BASES:Cours BASES 2022-23/Emma Schenkenberg van Mierop
Auteure : Emma Schenkenberg van Mierop
Introduction
La découverte du monde passe par la lecture. Elle est omniprésente à l’école, dans la vie quotidienne ou en ligne. Les élèves doivent côtoyer différents genres de textes comme des romans, des recettes de cuisine, des SMS, des journaux, etc. Il est difficile de participer à la vie citoyenne sans comprendre des textes, surtout que de nos jours, de plus en plus de textes sont disponibles sur Internet. Pourtant, en Suisse, environ 800 000 personnes de 16 à 65 ont de la difficulté à lire et à comprendre (Office fédéral de la culture, 2017). Il devient alors essentiel d’enseigner la compréhension en lecture afin d’aider les élèves «à mieux comprendre le monde et à pouvoir ainsi interagir socialement, culturellement et politiquement» (Guillemin, 2020). Dans cet article, je vais répondre aux questions suivantes : Quels sont les processus qui sont mis en œuvre lors de la compréhension de textes ? et Quels sont les facteurs qui favorisent ou qui entravent la compréhension de textes ?

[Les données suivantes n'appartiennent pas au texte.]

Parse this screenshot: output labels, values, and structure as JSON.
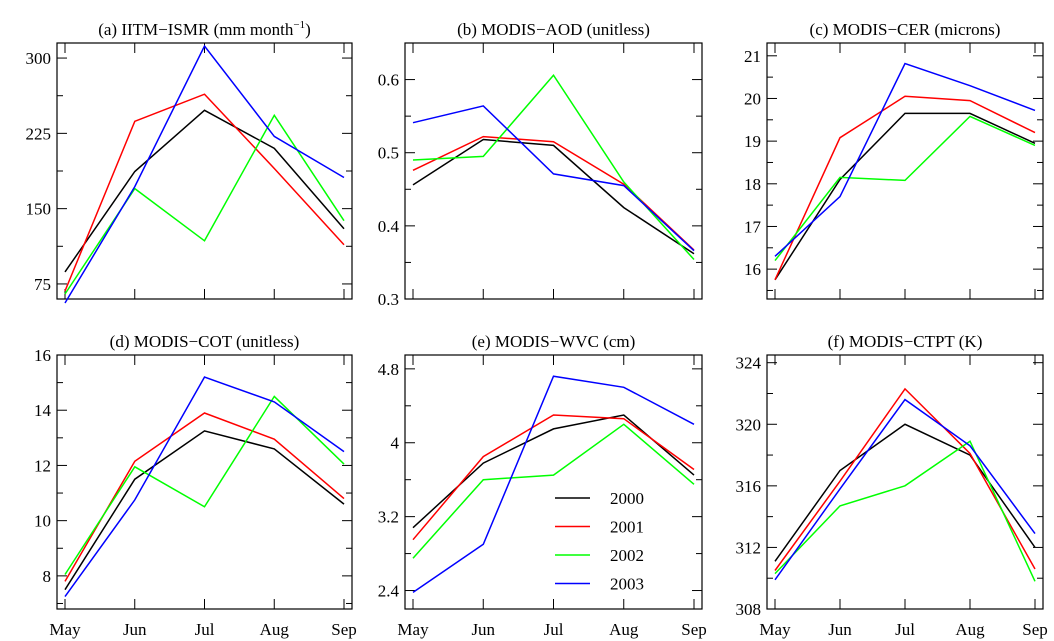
{
  "months": [
    "May",
    "Jun",
    "Jul",
    "Aug",
    "Sep"
  ],
  "legend": {
    "entries": [
      {
        "label": "2000",
        "color": "#000000"
      },
      {
        "label": "2001",
        "color": "#ff0000"
      },
      {
        "label": "2002",
        "color": "#00ff00"
      },
      {
        "label": "2003",
        "color": "#0000ff"
      }
    ]
  },
  "chart_data": [
    {
      "type": "line",
      "title": "(a) IITM−ISMR (mm month",
      "title_sup": "−1",
      "title_end": ")",
      "x": [
        "May",
        "Jun",
        "Jul",
        "Aug",
        "Sep"
      ],
      "ylim": [
        60,
        315
      ],
      "yticks": [
        75,
        150,
        225,
        300
      ],
      "series": [
        {
          "name": "2000",
          "color": "#000000",
          "values": [
            87,
            187,
            248,
            210,
            130
          ]
        },
        {
          "name": "2001",
          "color": "#ff0000",
          "values": [
            68,
            237,
            264,
            190,
            114
          ]
        },
        {
          "name": "2002",
          "color": "#00ff00",
          "values": [
            65,
            170,
            118,
            243,
            138
          ]
        },
        {
          "name": "2003",
          "color": "#0000ff",
          "values": [
            56,
            172,
            312,
            222,
            181
          ]
        }
      ]
    },
    {
      "type": "line",
      "title": "(b) MODIS−AOD (unitless)",
      "x": [
        "May",
        "Jun",
        "Jul",
        "Aug",
        "Sep"
      ],
      "ylim": [
        0.3,
        0.65
      ],
      "yticks": [
        0.3,
        0.4,
        0.5,
        0.6
      ],
      "series": [
        {
          "name": "2000",
          "color": "#000000",
          "values": [
            0.456,
            0.518,
            0.51,
            0.425,
            0.362
          ]
        },
        {
          "name": "2001",
          "color": "#ff0000",
          "values": [
            0.476,
            0.522,
            0.515,
            0.457,
            0.367
          ]
        },
        {
          "name": "2002",
          "color": "#00ff00",
          "values": [
            0.49,
            0.495,
            0.606,
            0.46,
            0.354
          ]
        },
        {
          "name": "2003",
          "color": "#0000ff",
          "values": [
            0.541,
            0.564,
            0.471,
            0.455,
            0.366
          ]
        }
      ]
    },
    {
      "type": "line",
      "title": "(c) MODIS−CER (microns)",
      "x": [
        "May",
        "Jun",
        "Jul",
        "Aug",
        "Sep"
      ],
      "ylim": [
        15.3,
        21.3
      ],
      "yticks": [
        16,
        17,
        18,
        19,
        20,
        21
      ],
      "series": [
        {
          "name": "2000",
          "color": "#000000",
          "values": [
            15.75,
            18.1,
            19.65,
            19.65,
            18.95
          ]
        },
        {
          "name": "2001",
          "color": "#ff0000",
          "values": [
            15.75,
            19.08,
            20.05,
            19.95,
            19.2
          ]
        },
        {
          "name": "2002",
          "color": "#00ff00",
          "values": [
            16.2,
            18.15,
            18.08,
            19.58,
            18.9
          ]
        },
        {
          "name": "2003",
          "color": "#0000ff",
          "values": [
            16.3,
            17.7,
            20.82,
            20.3,
            19.72
          ]
        }
      ]
    },
    {
      "type": "line",
      "title": "(d) MODIS−COT (unitless)",
      "x": [
        "May",
        "Jun",
        "Jul",
        "Aug",
        "Sep"
      ],
      "ylim": [
        6.8,
        16
      ],
      "yticks": [
        8,
        10,
        12,
        14,
        16
      ],
      "series": [
        {
          "name": "2000",
          "color": "#000000",
          "values": [
            7.5,
            11.5,
            13.25,
            12.6,
            10.6
          ]
        },
        {
          "name": "2001",
          "color": "#ff0000",
          "values": [
            7.8,
            12.15,
            13.9,
            12.95,
            10.8
          ]
        },
        {
          "name": "2002",
          "color": "#00ff00",
          "values": [
            8.05,
            11.95,
            10.5,
            14.5,
            12.05
          ]
        },
        {
          "name": "2003",
          "color": "#0000ff",
          "values": [
            7.25,
            10.75,
            15.2,
            14.3,
            12.5
          ]
        }
      ]
    },
    {
      "type": "line",
      "title": "(e) MODIS−WVC (cm)",
      "x": [
        "May",
        "Jun",
        "Jul",
        "Aug",
        "Sep"
      ],
      "ylim": [
        2.2,
        4.95
      ],
      "yticks": [
        2.4,
        3.2,
        4,
        4.8
      ],
      "series": [
        {
          "name": "2000",
          "color": "#000000",
          "values": [
            3.08,
            3.78,
            4.15,
            4.3,
            3.65
          ]
        },
        {
          "name": "2001",
          "color": "#ff0000",
          "values": [
            2.95,
            3.85,
            4.3,
            4.26,
            3.71
          ]
        },
        {
          "name": "2002",
          "color": "#00ff00",
          "values": [
            2.75,
            3.6,
            3.65,
            4.2,
            3.55
          ]
        },
        {
          "name": "2003",
          "color": "#0000ff",
          "values": [
            2.38,
            2.9,
            4.72,
            4.6,
            4.2
          ]
        }
      ]
    },
    {
      "type": "line",
      "title": "(f) MODIS−CTPT (K)",
      "x": [
        "May",
        "Jun",
        "Jul",
        "Aug",
        "Sep"
      ],
      "ylim": [
        308,
        324.5
      ],
      "yticks": [
        308,
        312,
        316,
        320,
        324
      ],
      "series": [
        {
          "name": "2000",
          "color": "#000000",
          "values": [
            311.1,
            317.0,
            320.0,
            318.0,
            312.0
          ]
        },
        {
          "name": "2001",
          "color": "#ff0000",
          "values": [
            310.5,
            316.3,
            322.3,
            318.1,
            310.6
          ]
        },
        {
          "name": "2002",
          "color": "#00ff00",
          "values": [
            310.3,
            314.7,
            316.0,
            318.9,
            309.8
          ]
        },
        {
          "name": "2003",
          "color": "#0000ff",
          "values": [
            309.9,
            315.8,
            321.6,
            318.6,
            312.9
          ]
        }
      ]
    }
  ]
}
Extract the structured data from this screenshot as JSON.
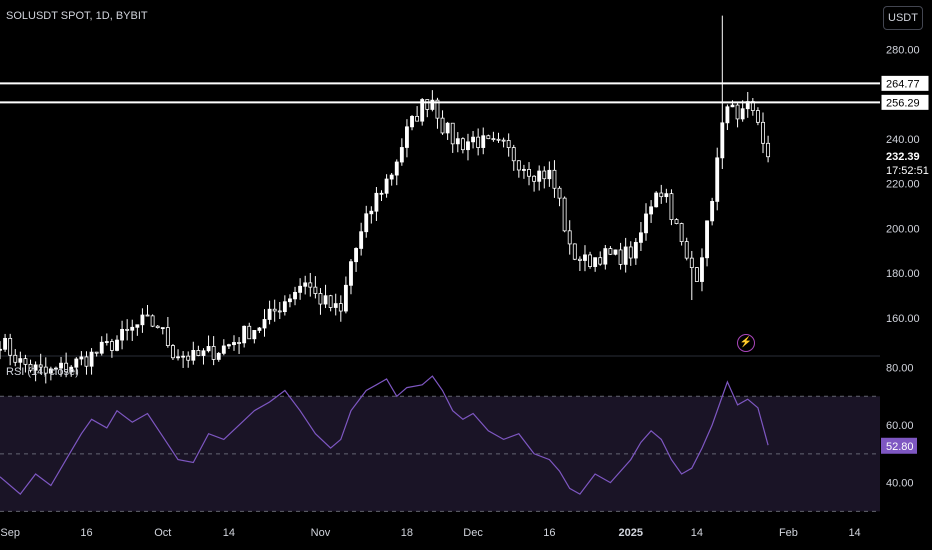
{
  "header": {
    "symbol_title": "SOLUSDT SPOT, 1D, BYBIT",
    "currency_button": "USDT"
  },
  "colors": {
    "background": "#000000",
    "candle": "#ffffff",
    "rsi_line": "#7e57c2",
    "rsi_band_fill": "#1a1426",
    "rsi_badge": "#7e57c2",
    "overbought_fill": "#1f3d2e",
    "level_line": "#ffffff",
    "text": "#d1d4dc",
    "event_icon": "#ab47bc"
  },
  "event_icon": "lightning-icon",
  "chart_data": [
    {
      "type": "candlestick",
      "title": "SOLUSDT SPOT, 1D, BYBIT",
      "ylim": [
        143,
        302
      ],
      "xlim": [
        "2024-08-30",
        "2025-02-19"
      ],
      "y_ticks": [
        "160.00",
        "180.00",
        "200.00",
        "220.00",
        "240.00",
        "280.00"
      ],
      "price_labels": [
        {
          "text": "264.77",
          "value": 264.77
        },
        {
          "text": "256.29",
          "value": 256.29
        }
      ],
      "last_price": {
        "text": "232.39",
        "value": 232.39
      },
      "countdown": "17:52:51",
      "horizontal_levels": [
        264.77,
        256.29
      ],
      "x_ticks": [
        {
          "label": "Sep",
          "date": "2024-09-01",
          "bold": false
        },
        {
          "label": "16",
          "date": "2024-09-16",
          "bold": false
        },
        {
          "label": "Oct",
          "date": "2024-10-01",
          "bold": false
        },
        {
          "label": "14",
          "date": "2024-10-14",
          "bold": false
        },
        {
          "label": "Nov",
          "date": "2024-11-01",
          "bold": false
        },
        {
          "label": "18",
          "date": "2024-11-18",
          "bold": false
        },
        {
          "label": "Dec",
          "date": "2024-12-01",
          "bold": false
        },
        {
          "label": "16",
          "date": "2024-12-16",
          "bold": false
        },
        {
          "label": "2025",
          "date": "2025-01-01",
          "bold": true
        },
        {
          "label": "14",
          "date": "2025-01-14",
          "bold": false
        },
        {
          "label": "Feb",
          "date": "2025-02-01",
          "bold": false
        },
        {
          "label": "14",
          "date": "2025-02-14",
          "bold": false
        }
      ],
      "close_points": [
        [
          "2024-08-30",
          150
        ],
        [
          "2024-09-03",
          140
        ],
        [
          "2024-09-08",
          135
        ],
        [
          "2024-09-12",
          138
        ],
        [
          "2024-09-16",
          142
        ],
        [
          "2024-09-20",
          147
        ],
        [
          "2024-09-24",
          153
        ],
        [
          "2024-09-27",
          158
        ],
        [
          "2024-09-30",
          157
        ],
        [
          "2024-10-01",
          153
        ],
        [
          "2024-10-03",
          145
        ],
        [
          "2024-10-07",
          142
        ],
        [
          "2024-10-11",
          145
        ],
        [
          "2024-10-14",
          148
        ],
        [
          "2024-10-17",
          153
        ],
        [
          "2024-10-21",
          158
        ],
        [
          "2024-10-25",
          168
        ],
        [
          "2024-10-29",
          177
        ],
        [
          "2024-10-31",
          170
        ],
        [
          "2024-11-03",
          165
        ],
        [
          "2024-11-05",
          162
        ],
        [
          "2024-11-07",
          185
        ],
        [
          "2024-11-10",
          203
        ],
        [
          "2024-11-12",
          214
        ],
        [
          "2024-11-15",
          225
        ],
        [
          "2024-11-18",
          243
        ],
        [
          "2024-11-21",
          255
        ],
        [
          "2024-11-23",
          258
        ],
        [
          "2024-11-25",
          246
        ],
        [
          "2024-11-27",
          240
        ],
        [
          "2024-11-29",
          238
        ],
        [
          "2024-12-01",
          240
        ],
        [
          "2024-12-04",
          237
        ],
        [
          "2024-12-07",
          236
        ],
        [
          "2024-12-10",
          230
        ],
        [
          "2024-12-13",
          225
        ],
        [
          "2024-12-16",
          224
        ],
        [
          "2024-12-18",
          212
        ],
        [
          "2024-12-20",
          190
        ],
        [
          "2024-12-23",
          185
        ],
        [
          "2024-12-26",
          188
        ],
        [
          "2024-12-29",
          187
        ],
        [
          "2025-01-02",
          190
        ],
        [
          "2025-01-04",
          205
        ],
        [
          "2025-01-06",
          218
        ],
        [
          "2025-01-08",
          215
        ],
        [
          "2025-01-10",
          200
        ],
        [
          "2025-01-12",
          185
        ],
        [
          "2025-01-14",
          180
        ],
        [
          "2025-01-16",
          200
        ],
        [
          "2025-01-18",
          230
        ],
        [
          "2025-01-20",
          258
        ],
        [
          "2025-01-22",
          246
        ],
        [
          "2025-01-24",
          253
        ],
        [
          "2025-01-26",
          248
        ],
        [
          "2025-01-28",
          232
        ]
      ]
    },
    {
      "type": "line",
      "title": "RSI (14, close)",
      "ylim": [
        27,
        84
      ],
      "y_ticks": [
        "40.00",
        "60.00",
        "80.00"
      ],
      "bands": [
        70,
        50,
        30
      ],
      "current": {
        "text": "52.80",
        "value": 52.8
      },
      "points": [
        [
          "2024-08-30",
          42
        ],
        [
          "2024-09-03",
          36
        ],
        [
          "2024-09-06",
          43
        ],
        [
          "2024-09-09",
          39
        ],
        [
          "2024-09-12",
          48
        ],
        [
          "2024-09-15",
          57
        ],
        [
          "2024-09-17",
          62
        ],
        [
          "2024-09-20",
          59
        ],
        [
          "2024-09-22",
          65
        ],
        [
          "2024-09-25",
          61
        ],
        [
          "2024-09-28",
          64
        ],
        [
          "2024-10-01",
          56
        ],
        [
          "2024-10-04",
          48
        ],
        [
          "2024-10-07",
          47
        ],
        [
          "2024-10-10",
          57
        ],
        [
          "2024-10-13",
          55
        ],
        [
          "2024-10-16",
          60
        ],
        [
          "2024-10-19",
          65
        ],
        [
          "2024-10-22",
          68
        ],
        [
          "2024-10-25",
          72
        ],
        [
          "2024-10-28",
          65
        ],
        [
          "2024-10-31",
          57
        ],
        [
          "2024-11-03",
          52
        ],
        [
          "2024-11-05",
          55
        ],
        [
          "2024-11-07",
          65
        ],
        [
          "2024-11-10",
          72
        ],
        [
          "2024-11-12",
          74
        ],
        [
          "2024-11-14",
          76
        ],
        [
          "2024-11-16",
          70
        ],
        [
          "2024-11-18",
          73
        ],
        [
          "2024-11-21",
          74
        ],
        [
          "2024-11-23",
          77
        ],
        [
          "2024-11-25",
          72
        ],
        [
          "2024-11-27",
          65
        ],
        [
          "2024-11-29",
          62
        ],
        [
          "2024-12-01",
          64
        ],
        [
          "2024-12-04",
          58
        ],
        [
          "2024-12-07",
          55
        ],
        [
          "2024-12-10",
          57
        ],
        [
          "2024-12-13",
          50
        ],
        [
          "2024-12-16",
          48
        ],
        [
          "2024-12-18",
          44
        ],
        [
          "2024-12-20",
          38
        ],
        [
          "2024-12-22",
          36
        ],
        [
          "2024-12-25",
          43
        ],
        [
          "2024-12-28",
          40
        ],
        [
          "2025-01-01",
          48
        ],
        [
          "2025-01-03",
          54
        ],
        [
          "2025-01-05",
          58
        ],
        [
          "2025-01-07",
          55
        ],
        [
          "2025-01-09",
          48
        ],
        [
          "2025-01-11",
          43
        ],
        [
          "2025-01-13",
          45
        ],
        [
          "2025-01-15",
          52
        ],
        [
          "2025-01-17",
          60
        ],
        [
          "2025-01-20",
          75
        ],
        [
          "2025-01-22",
          67
        ],
        [
          "2025-01-24",
          69
        ],
        [
          "2025-01-26",
          66
        ],
        [
          "2025-01-28",
          53
        ]
      ]
    }
  ]
}
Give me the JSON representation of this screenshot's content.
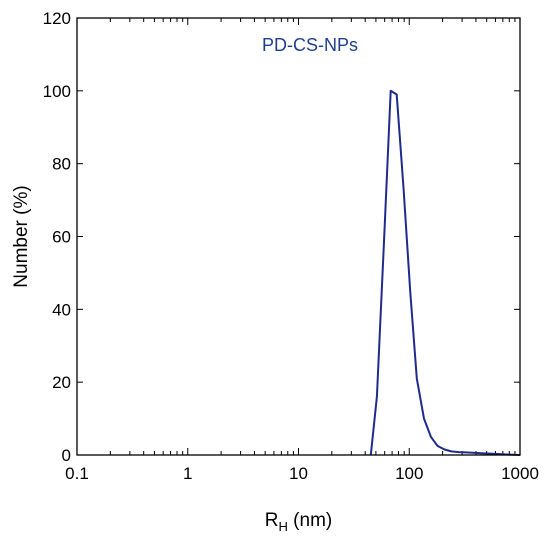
{
  "chart_data": {
    "type": "line",
    "title": "",
    "xlabel": "R",
    "xlabel_subscript": "H",
    "xlabel_unit": "(nm)",
    "ylabel": "Number (%)",
    "xscale": "log",
    "xlim": [
      0.1,
      1000
    ],
    "ylim": [
      0,
      120
    ],
    "x_ticks": [
      {
        "value": 0.1,
        "label": "0.1"
      },
      {
        "value": 1,
        "label": "1"
      },
      {
        "value": 10,
        "label": "10"
      },
      {
        "value": 100,
        "label": "100"
      },
      {
        "value": 1000,
        "label": "1000"
      }
    ],
    "y_ticks": [
      {
        "value": 0,
        "label": "0"
      },
      {
        "value": 20,
        "label": "20"
      },
      {
        "value": 40,
        "label": "40"
      },
      {
        "value": 60,
        "label": "60"
      },
      {
        "value": 80,
        "label": "80"
      },
      {
        "value": 100,
        "label": "100"
      },
      {
        "value": 120,
        "label": "120"
      }
    ],
    "grid": false,
    "series": [
      {
        "name": "PD-CS-NPs",
        "color": "#1f2a8c",
        "label_color": "#1f3f8f",
        "x": [
          45,
          51,
          59,
          68,
          77,
          89,
          102,
          117,
          136,
          157,
          180,
          208,
          240,
          280,
          340,
          450,
          600,
          800,
          1000
        ],
        "y": [
          0,
          16,
          58,
          100,
          99,
          73,
          45,
          21,
          10,
          5,
          2.5,
          1.5,
          1,
          0.8,
          0.7,
          0.5,
          0.3,
          0.1,
          0
        ]
      }
    ]
  }
}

Partie 1 : Processus mis en oeuvre pour comprendre des textes
La compréhension d'un seul texte
La lecture d’un texte, qu’elle soit au format papier ou au format numérique est un «processus interactif» (Giasson, 2016, p.6). La compréhension d’un texte n’est pas innée et ne passe pas simplement par le décodage des mots, mais se construit et nécessite de mettre en œuvre des processus. Giasson (1990) a conçu un modèle interactif généralisé de la compréhension en lecture (figure 1), qui comporte :
- le lecteur avec ses connaissances et ses attitudes ainsi que les habiletés qu’il met en oeuvre durant la lecture.
- le texte avec l’intention de l’auteur, le genre littéraire, la structure du texte et son contenu.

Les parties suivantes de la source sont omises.